My impatience turned out to be for the best, as my surgeon determined I had DIE, that charming acronym. There was also another cyst on my right ovary, and my organs were stuck together by endo tissue like a bunch of melted candies that had been left in the car. I had “kissing ovaries,” a cute name for two organs that are meant to float on opposite sides of the body. She gave me some printout pictures of my insides, and the sight of all the tissue, lines of toffee-colored substance twisting around my organs, validated what had seemed so abstract.

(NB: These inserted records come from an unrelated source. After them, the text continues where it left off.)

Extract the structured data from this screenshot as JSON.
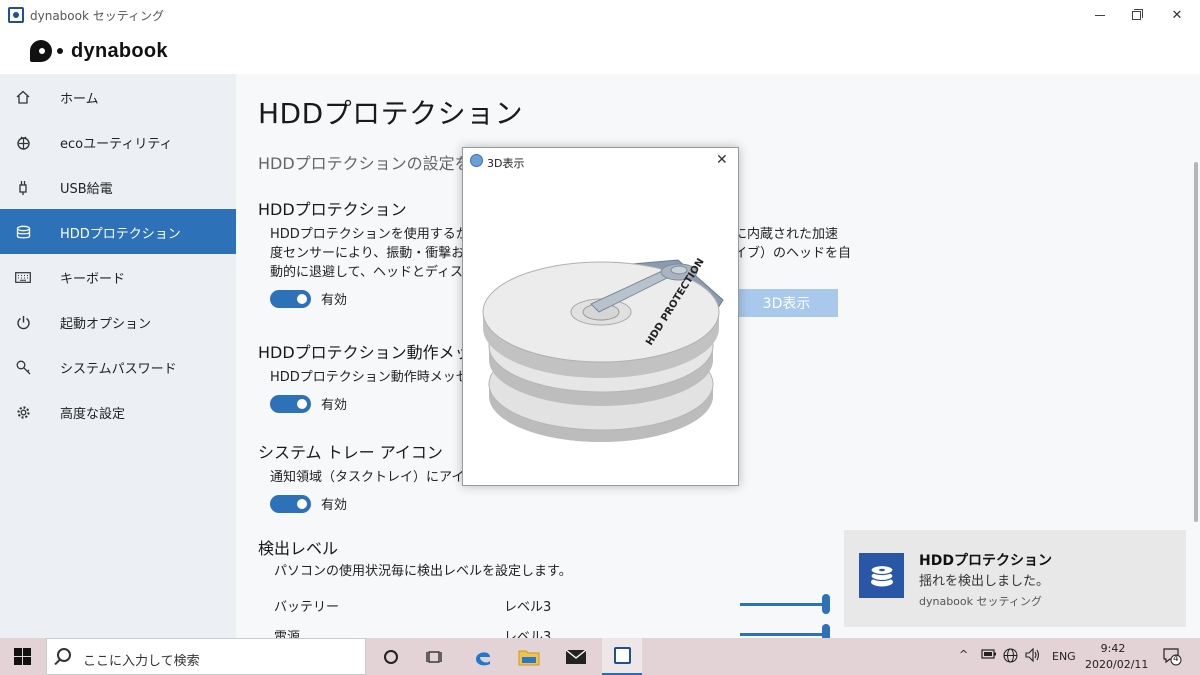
{
  "window": {
    "title": "dynabook セッティング"
  },
  "logo": {
    "text": "dynabook"
  },
  "sidebar": {
    "items": [
      {
        "label": "ホーム",
        "icon": "home-icon"
      },
      {
        "label": "ecoユーティリティ",
        "icon": "eco-icon"
      },
      {
        "label": "USB給電",
        "icon": "usb-icon"
      },
      {
        "label": "HDDプロテクション",
        "icon": "database-icon",
        "active": true
      },
      {
        "label": "キーボード",
        "icon": "keyboard-icon"
      },
      {
        "label": "起動オプション",
        "icon": "power-icon"
      },
      {
        "label": "システムパスワード",
        "icon": "key-icon"
      },
      {
        "label": "高度な設定",
        "icon": "gear-icon"
      }
    ]
  },
  "main": {
    "title": "HDDプロテクション",
    "description": "HDDプロテクションの設定を行",
    "sections": {
      "hdd": {
        "title": "HDDプロテクション",
        "text_line1": "HDDプロテクションを使用するかどう",
        "text_line2": "度センサーにより、振動・衝撃および",
        "text_line3": "動的に退避して、ヘッドとディスクの",
        "text_right1": "に内蔵された加速",
        "text_right2": "イブ）のヘッドを自",
        "toggle_label": "有効",
        "button_3d": "3D表示"
      },
      "message": {
        "title": "HDDプロテクション動作メッセー",
        "text": "HDDプロテクション動作時メッセージ",
        "toggle_label": "有効"
      },
      "tray": {
        "title": "システム トレー アイコン",
        "text": "通知領域（タスクトレイ）にアイコン",
        "toggle_label": "有効"
      },
      "level": {
        "title": "検出レベル",
        "text": "パソコンの使用状況毎に検出レベルを設定します。",
        "rows": [
          {
            "label": "バッテリー",
            "value": "レベル3"
          },
          {
            "label": "電源",
            "value": "レベル3"
          }
        ]
      }
    }
  },
  "dialog": {
    "title": "3D表示",
    "disk_label": "HDD PROTECTION"
  },
  "toast": {
    "title": "HDDプロテクション",
    "message": "揺れを検出しました。",
    "source": "dynabook セッティング"
  },
  "taskbar": {
    "search_placeholder": "ここに入力して検索",
    "language": "ENG",
    "time": "9:42",
    "date": "2020/02/11",
    "notification_count": "4"
  }
}
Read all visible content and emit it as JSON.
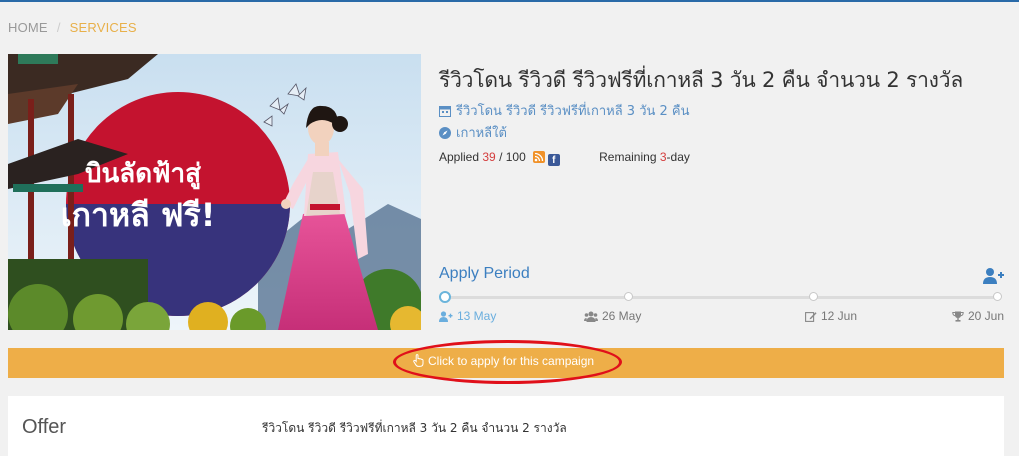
{
  "breadcrumb": {
    "home": "HOME",
    "separator": "/",
    "current": "SERVICES"
  },
  "banner": {
    "line1": "บินลัดฟ้าสู่",
    "line2": "เกาหลี ฟรี!"
  },
  "campaign": {
    "title": "รีวิวโดน รีวิวดี รีวิวฟรีที่เกาหลี 3 วัน 2 คืน จำนวน 2 รางวัล",
    "subtitle": "รีวิวโดน รีวิวดี รีวิวฟรีที่เกาหลี 3 วัน 2 คืน",
    "location": "เกาหลีใต้",
    "applied_label": "Applied",
    "applied_count": "39",
    "applied_total": "/ 100",
    "remaining_label": "Remaining",
    "remaining_value": "3",
    "remaining_unit": "-day"
  },
  "period": {
    "title": "Apply Period",
    "milestones": [
      {
        "icon": "user-plus-icon",
        "date": "13 May"
      },
      {
        "icon": "users-icon",
        "date": "26 May"
      },
      {
        "icon": "edit-icon",
        "date": "12 Jun"
      },
      {
        "icon": "trophy-icon",
        "date": "20 Jun"
      }
    ]
  },
  "apply_button": {
    "label": "Click to apply for this campaign"
  },
  "offer": {
    "title": "Offer",
    "text": "รีวิวโดน รีวิวดี รีวิวฟรีที่เกาหลี 3 วัน 2 คืน จำนวน 2 รางวัล"
  },
  "colors": {
    "accent": "#eeae48",
    "link": "#3c7fc0",
    "highlight": "#d43d3d",
    "annotation": "#e0101a"
  }
}
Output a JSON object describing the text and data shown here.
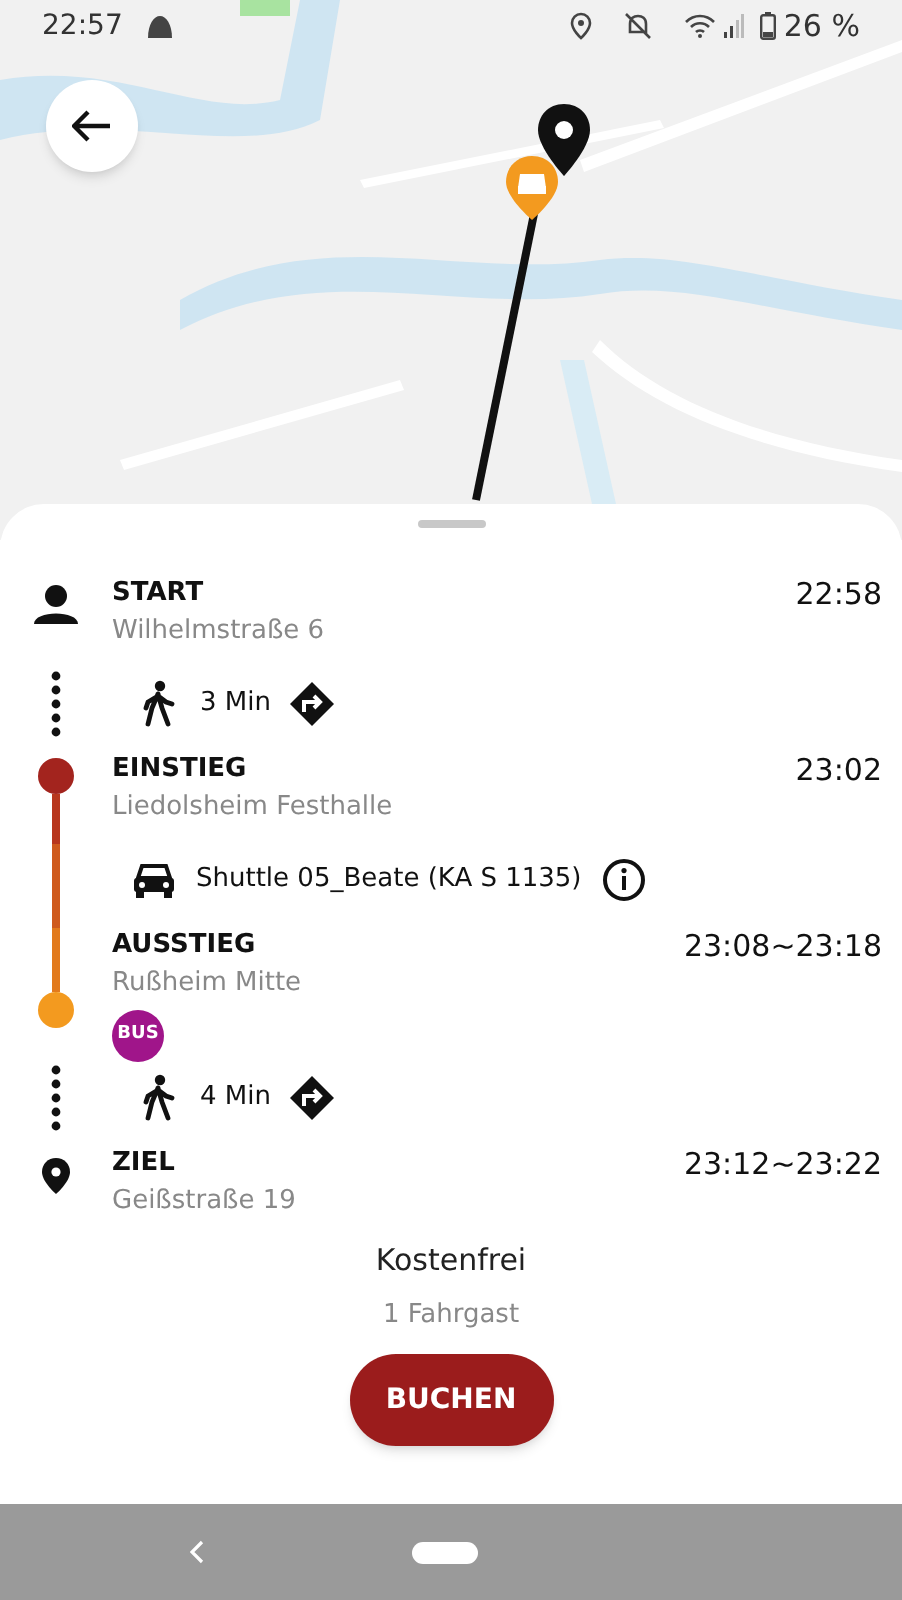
{
  "status_bar": {
    "time": "22:57",
    "battery": "26 %"
  },
  "itinerary": [
    {
      "kind": "start",
      "title": "START",
      "place": "Wilhelmstraße 6",
      "time": "22:58"
    },
    {
      "kind": "walk",
      "duration": "3 Min"
    },
    {
      "kind": "board",
      "title": "EINSTIEG",
      "place": "Liedolsheim Festhalle",
      "time": "23:02"
    },
    {
      "kind": "ride",
      "vehicle": "Shuttle 05_Beate (KA S 1135)"
    },
    {
      "kind": "alight",
      "title": "AUSSTIEG",
      "place": "Rußheim Mitte",
      "time": "23:08~23:18",
      "badge": "BUS"
    },
    {
      "kind": "walk",
      "duration": "4 Min"
    },
    {
      "kind": "destination",
      "title": "ZIEL",
      "place": "Geißstraße 19",
      "time": "23:12~23:22"
    }
  ],
  "price": "Kostenfrei",
  "passengers": "1 Fahrgast",
  "book_button": "BUCHEN"
}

After my diagnosis, I started frequenting endo forums, poring over studies, reading dozens of posts in Nancy’s Nook, and looking at the Instagram pages of providers like Sarrel and Vidali. I noticed that there was an almost dogmatic insistence on the importance of finding the best surgeon, and a belief that you could cure endometriosis if it was excised properly. Even more alarmingly, I realized that some of the people pushing this narrative in online communities were surgeons themselves. Vidali, for example, frequently posts videos where he asks people who the best endometriosis surgeon in the world is. They inevitably reply, “Dr. Vidali is the best endometriosis surgeon in the world!” While connecting with another patient online had helped me solve the puzzle of my own pain, the world of endo social media soon proved to be as uncomfortable as it was revelatory."